Au stade de l’application de l’accord, les ONG auront un rôle important à jouer, notamment dans les procédures de surveillance mises en place concernant les droits sociaux et environnementaux. Celles-ci pourront en outre être pleinement informées des procédures contentieuses du système juridictionnel concernant l’investissement qui seront publiques, et le cas échéant, y prendre part directement en soumettant des amicus curiae(3).

Les vifs débats ayant entouré la conclusion de l’AECG ont été à bien des égards  des critiques indirectes des négociations UE-États-Unis qui, pour l’heure, sont au point mort. Des enseignements peuvent cependant être tirés de ces débats afin d’accomplir des progrès supplémentaires tant pour l’AECG que pour de futurs accords, s’agissant notamment de l’association des parlements nationaux et de la société civile. Des réflexions sont actuellement menées tant à Bruxelles qu’à Ottawa afin d’étudier la mise en place d’instances impliquant de manière régulière la société civile au suivi de la négociation et de la mise en œuvre de l’accord. Certaines pistes pourraient également être explorées afin de renforcer l’association des différents niveaux de gouvernement à la négociation et à la mise en œuvre des accords commerciaux(4).
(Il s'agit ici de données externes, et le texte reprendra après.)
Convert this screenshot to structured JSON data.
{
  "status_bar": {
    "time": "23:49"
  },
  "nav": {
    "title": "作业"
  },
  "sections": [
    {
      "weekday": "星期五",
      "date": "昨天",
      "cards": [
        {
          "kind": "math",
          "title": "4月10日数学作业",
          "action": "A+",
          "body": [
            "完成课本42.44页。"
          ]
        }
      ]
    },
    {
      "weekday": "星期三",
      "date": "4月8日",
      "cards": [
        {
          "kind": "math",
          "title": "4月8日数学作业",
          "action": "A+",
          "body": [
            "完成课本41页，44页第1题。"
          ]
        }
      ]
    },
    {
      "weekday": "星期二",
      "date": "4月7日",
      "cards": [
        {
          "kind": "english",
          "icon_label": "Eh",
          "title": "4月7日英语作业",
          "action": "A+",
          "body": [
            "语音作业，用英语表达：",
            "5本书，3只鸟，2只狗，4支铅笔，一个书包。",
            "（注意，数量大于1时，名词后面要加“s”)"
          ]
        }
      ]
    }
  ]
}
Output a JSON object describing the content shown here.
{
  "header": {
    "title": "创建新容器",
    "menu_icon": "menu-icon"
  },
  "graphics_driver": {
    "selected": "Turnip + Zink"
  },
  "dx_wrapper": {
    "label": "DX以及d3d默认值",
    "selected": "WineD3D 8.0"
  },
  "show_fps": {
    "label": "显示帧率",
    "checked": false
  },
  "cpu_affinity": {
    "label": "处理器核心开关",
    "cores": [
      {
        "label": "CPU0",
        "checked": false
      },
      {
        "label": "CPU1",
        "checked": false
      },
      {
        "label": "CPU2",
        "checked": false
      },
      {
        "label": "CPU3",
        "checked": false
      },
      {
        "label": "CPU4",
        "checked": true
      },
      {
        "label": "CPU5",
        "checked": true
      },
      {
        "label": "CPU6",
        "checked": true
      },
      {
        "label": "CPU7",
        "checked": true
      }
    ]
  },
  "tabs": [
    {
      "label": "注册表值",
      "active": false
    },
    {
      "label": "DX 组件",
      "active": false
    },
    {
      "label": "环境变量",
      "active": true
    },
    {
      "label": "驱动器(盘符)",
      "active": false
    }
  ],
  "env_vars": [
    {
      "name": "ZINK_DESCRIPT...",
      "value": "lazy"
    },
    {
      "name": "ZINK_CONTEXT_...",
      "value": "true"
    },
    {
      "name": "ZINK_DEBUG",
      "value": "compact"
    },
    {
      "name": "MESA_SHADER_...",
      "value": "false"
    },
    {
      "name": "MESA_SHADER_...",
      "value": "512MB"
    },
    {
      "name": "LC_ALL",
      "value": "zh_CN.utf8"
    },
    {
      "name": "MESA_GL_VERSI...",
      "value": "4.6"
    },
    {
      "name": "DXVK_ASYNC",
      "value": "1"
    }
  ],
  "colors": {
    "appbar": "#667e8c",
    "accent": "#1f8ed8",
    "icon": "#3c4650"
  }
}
Au-delà du chapitre « investissement » déjà repris dans certains accords négociés par l’UE et le Canada avec d’autres partenaires, le caractère exhaustif et ambitieux de l’AECG en fait un modèle pouvant servir en tout ou partie pour d’autres accords bilatéraux, voire multilatéraux. Dans le cadre d’un agenda commercial « progressiste » – vocable utilisé par le gouvernement canadien et désormais repris par la Commission européenne et par un nombre croissant de gouvernements européens –, la Commissaire européenne au Commerce, Cecilia Malmström, a notamment signalé l’intention de la Commission d’utiliser l’AECG comme référence pour la révision de l’accord UE-Mexique ou encore la conclusion de futurs accords avec des pays comme l’Australie et la Nouvelle-Zélande.

Notes

(1) Paul Magnette, CETA, quand l’Europe déraille, éditions Luc Pire, mars 2017.
(2) voir Elvire Fabry, « Le partenariat transatlantique États-Unis-Union européenne : l’état des lieux, » P@ges Europe, 30 mars 2016, La Documentation française © Dila,
(3) L’expression « amicus curiae » désigne la personnalité que la juridiction civile peut entendre sans formalités dans le but de rechercher des éléments propres à faciliter son information.
(4) Se reporter, pour la partie canadienne, à l’étude de Patrick Leblond « Making the Most of CETA : A Complete and Effective Implementation Is Key to Realizing the Agreement’s Full Potential », CIGI papers, n°114, 30 octobre 2016, pour l’Union européenne, à Philippe Huberdeau, « La construction européenne est-elle irréversible ? », Réflexe Europe, série Débats, La Documentation française, février 2017.

* Philippe Huberdeau est conseiller des Affaires étrangères et administrateur à la Commission européenne. Les opinions exprimées n’engagent que leur auteur.